Nidogen(entactin) can interact with many other basement membrane molecules including laminin, perlecan, and collagens type IV and XVIII. The single C. elegans nidogen gene,
nid-1, encodes highly conserved laminin-binding and perlecan/collagen IV-binding domains. A null mutation,
nid-1(0), shows no alteration in perlecan, collagen IV or laminin localization. The
nid-1(0) mutant is viable and fertile. Since loss of either perlecan, collagen or laminin causes lethality, these results show that nidogen can not be essential for their function or for general assembly of basement membranes.

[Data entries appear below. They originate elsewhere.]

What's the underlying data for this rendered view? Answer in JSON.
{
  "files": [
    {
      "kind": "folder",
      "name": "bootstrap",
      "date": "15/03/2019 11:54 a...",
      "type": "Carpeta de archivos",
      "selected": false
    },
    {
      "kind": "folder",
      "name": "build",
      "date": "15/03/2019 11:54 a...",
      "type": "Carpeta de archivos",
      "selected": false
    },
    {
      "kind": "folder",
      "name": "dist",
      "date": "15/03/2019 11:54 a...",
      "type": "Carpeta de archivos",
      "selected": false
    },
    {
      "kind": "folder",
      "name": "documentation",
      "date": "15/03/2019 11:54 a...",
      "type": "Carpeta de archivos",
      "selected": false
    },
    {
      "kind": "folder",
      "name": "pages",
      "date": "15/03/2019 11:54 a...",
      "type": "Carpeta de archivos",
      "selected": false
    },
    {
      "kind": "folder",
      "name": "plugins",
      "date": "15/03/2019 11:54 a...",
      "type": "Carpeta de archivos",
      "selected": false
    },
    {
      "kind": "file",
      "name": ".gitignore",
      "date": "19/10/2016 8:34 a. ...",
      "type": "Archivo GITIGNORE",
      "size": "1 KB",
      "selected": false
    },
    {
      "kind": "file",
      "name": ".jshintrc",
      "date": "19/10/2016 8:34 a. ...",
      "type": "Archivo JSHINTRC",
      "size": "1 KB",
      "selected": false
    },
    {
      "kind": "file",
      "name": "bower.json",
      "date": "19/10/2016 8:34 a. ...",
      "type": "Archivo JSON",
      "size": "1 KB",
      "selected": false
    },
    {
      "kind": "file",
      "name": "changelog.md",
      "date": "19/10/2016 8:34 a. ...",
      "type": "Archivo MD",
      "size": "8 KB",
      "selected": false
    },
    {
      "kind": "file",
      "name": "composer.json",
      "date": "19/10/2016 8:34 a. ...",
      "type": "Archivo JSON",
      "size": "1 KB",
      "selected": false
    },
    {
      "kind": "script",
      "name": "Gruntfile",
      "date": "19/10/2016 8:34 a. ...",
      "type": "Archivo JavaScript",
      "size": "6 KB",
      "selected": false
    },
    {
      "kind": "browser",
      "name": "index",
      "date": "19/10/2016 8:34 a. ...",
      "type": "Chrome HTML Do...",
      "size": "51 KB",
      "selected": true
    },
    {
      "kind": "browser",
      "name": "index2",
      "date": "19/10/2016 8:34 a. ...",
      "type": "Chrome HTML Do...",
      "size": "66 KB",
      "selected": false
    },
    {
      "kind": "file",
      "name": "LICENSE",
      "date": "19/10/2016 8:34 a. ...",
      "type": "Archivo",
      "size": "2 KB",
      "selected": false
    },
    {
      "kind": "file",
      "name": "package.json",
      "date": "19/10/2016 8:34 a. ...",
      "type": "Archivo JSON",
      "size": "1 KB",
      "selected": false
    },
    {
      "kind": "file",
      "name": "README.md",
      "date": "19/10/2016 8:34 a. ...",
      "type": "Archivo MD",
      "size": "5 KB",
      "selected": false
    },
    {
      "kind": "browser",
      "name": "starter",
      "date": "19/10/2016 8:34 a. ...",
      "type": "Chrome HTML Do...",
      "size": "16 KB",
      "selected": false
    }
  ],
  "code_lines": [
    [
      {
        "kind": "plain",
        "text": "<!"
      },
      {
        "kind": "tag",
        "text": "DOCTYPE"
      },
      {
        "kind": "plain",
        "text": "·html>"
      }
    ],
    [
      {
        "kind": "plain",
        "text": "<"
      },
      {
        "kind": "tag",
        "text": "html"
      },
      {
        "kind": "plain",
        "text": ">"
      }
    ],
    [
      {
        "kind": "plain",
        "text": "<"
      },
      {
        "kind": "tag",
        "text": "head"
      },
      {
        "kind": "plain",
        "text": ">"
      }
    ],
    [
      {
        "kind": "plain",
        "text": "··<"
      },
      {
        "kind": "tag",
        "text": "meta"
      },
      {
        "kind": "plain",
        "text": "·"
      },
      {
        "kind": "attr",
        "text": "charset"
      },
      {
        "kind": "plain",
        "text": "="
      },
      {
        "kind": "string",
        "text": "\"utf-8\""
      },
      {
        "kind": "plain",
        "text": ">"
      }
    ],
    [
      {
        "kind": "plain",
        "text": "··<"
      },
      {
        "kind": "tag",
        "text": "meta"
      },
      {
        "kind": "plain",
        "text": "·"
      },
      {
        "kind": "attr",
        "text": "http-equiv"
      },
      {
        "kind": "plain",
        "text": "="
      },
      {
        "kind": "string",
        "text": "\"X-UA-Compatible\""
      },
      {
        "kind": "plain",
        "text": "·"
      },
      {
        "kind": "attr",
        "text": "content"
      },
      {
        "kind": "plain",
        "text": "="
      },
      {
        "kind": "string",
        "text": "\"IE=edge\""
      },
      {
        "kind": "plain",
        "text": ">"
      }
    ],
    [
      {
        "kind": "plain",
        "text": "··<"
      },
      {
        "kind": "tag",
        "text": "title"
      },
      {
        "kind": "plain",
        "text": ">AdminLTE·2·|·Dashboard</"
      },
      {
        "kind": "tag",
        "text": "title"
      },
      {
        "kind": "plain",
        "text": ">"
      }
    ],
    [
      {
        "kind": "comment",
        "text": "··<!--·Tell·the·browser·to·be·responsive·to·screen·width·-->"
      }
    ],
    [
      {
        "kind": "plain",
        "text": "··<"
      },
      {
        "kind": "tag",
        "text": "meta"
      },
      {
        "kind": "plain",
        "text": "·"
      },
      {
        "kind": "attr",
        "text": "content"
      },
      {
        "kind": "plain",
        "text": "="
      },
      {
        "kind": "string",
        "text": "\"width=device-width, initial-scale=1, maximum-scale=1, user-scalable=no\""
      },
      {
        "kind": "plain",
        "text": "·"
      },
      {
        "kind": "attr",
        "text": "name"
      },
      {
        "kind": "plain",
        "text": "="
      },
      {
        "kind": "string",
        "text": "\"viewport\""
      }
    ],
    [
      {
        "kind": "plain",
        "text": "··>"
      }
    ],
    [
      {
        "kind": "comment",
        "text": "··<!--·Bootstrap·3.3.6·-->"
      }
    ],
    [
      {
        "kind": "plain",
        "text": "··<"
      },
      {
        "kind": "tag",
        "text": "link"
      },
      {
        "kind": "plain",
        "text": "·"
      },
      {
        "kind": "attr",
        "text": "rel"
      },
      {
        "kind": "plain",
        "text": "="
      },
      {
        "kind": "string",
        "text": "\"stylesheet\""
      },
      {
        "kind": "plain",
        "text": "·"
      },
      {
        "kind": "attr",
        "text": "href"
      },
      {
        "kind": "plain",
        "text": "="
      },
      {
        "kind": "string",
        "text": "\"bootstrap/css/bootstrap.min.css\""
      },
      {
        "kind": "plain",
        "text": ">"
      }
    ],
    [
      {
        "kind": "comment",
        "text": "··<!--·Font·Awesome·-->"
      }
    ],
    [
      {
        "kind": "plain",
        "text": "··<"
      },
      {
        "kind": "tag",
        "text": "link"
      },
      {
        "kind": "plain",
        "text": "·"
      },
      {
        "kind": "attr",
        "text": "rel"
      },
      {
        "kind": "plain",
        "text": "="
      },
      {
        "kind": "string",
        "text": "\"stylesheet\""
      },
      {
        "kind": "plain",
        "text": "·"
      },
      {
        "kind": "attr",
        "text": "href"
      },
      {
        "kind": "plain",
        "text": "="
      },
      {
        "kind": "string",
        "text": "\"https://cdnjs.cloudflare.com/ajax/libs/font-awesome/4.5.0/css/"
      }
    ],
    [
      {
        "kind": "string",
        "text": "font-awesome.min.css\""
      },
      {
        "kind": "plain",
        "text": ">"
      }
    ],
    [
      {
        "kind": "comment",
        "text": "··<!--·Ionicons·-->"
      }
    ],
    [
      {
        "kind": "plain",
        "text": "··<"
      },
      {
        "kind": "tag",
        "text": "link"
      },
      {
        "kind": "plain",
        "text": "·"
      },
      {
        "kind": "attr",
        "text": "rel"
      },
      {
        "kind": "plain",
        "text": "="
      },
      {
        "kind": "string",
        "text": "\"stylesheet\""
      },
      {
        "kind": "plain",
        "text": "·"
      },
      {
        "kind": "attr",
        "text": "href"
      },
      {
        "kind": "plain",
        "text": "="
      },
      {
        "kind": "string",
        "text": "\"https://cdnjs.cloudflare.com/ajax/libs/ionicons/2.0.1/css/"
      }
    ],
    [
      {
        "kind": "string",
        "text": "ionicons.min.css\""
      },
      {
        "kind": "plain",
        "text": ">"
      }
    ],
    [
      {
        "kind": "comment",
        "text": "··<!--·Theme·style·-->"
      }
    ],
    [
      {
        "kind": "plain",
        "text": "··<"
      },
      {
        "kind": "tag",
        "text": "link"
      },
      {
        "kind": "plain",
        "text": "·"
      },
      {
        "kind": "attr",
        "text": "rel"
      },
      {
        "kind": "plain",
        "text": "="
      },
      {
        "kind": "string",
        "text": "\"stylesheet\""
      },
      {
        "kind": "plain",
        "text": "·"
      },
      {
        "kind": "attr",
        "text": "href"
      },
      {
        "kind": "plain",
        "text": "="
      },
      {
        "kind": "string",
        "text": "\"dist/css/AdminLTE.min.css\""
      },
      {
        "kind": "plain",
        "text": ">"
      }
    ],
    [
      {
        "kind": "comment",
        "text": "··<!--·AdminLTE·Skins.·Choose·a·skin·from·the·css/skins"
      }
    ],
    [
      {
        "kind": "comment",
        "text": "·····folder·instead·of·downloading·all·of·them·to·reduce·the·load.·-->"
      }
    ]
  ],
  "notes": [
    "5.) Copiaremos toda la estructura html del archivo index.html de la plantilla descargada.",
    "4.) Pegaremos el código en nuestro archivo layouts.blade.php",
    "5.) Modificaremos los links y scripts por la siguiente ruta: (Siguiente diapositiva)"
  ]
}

nid-1 mutants have defects in axonal positioning and synaptic organizatio and function, but how NID-1 affects these processes is unclear. As one approach to better understand NID-1 functions, we have screened for mutations that have enhanced phenotypes in the
nid-1(0) versus wild-type genetic backgrounds. Such mutations may identify genes that function with or in parallel to
nid-1. The screen has produced mutations in the guidance receptors
sax-3 and
unc-40 and the Rac GTPase
mig-2. Each double mutant with
nid-1(0) produces 5080% Pun (pharynx unattached) phenotype, arresting as late embryos or L1 larvae. The pharynx and arcade cells appear to develop normally, but there is a subsequent failure of adhesion between
hyp1 and the arcade. In addition to the synthetic Pun phenotype, the
nid-1(0) background also enhances the neural guidance defects of
sax-3,
unc-40,
mig-2(lof) and
mig-2(gof) mutations.
nid-1(0) enhances
sax-3 partial loss-of-function alleles for both the Pun and neural guidance phenotypes, suggesting that it could directly influence SAX-3 function.We have tested other known downstream effectors of
sax-3 and
unc-40 (
unc-34,
unc-73,
ced-10,
ced-2,
ced-5 and
ced-12) and find that they all produce the synthetic Pun phenotype in the
nid-1(0) background. The penetrance of Pun ranges from 40-80%, with the strongest effect being with
unc-34. These results indicate that the effectors downstream from SAX-3 and UNC-40 that influence the actin cytoskeleton are critical for
hyp1/arcade adhesion in the absence of NID-1. We had earlier found that mutations in the matrix receptor dystroglycan,
dgn-1, also cause the synthetic Pun phenotype in the
nid-1(0)background. In total, these results indicate that NID-1 functions with SAX-3, UNC-40 and DGN-1 in
hyp1/arcade adhesion and growth cone guidance.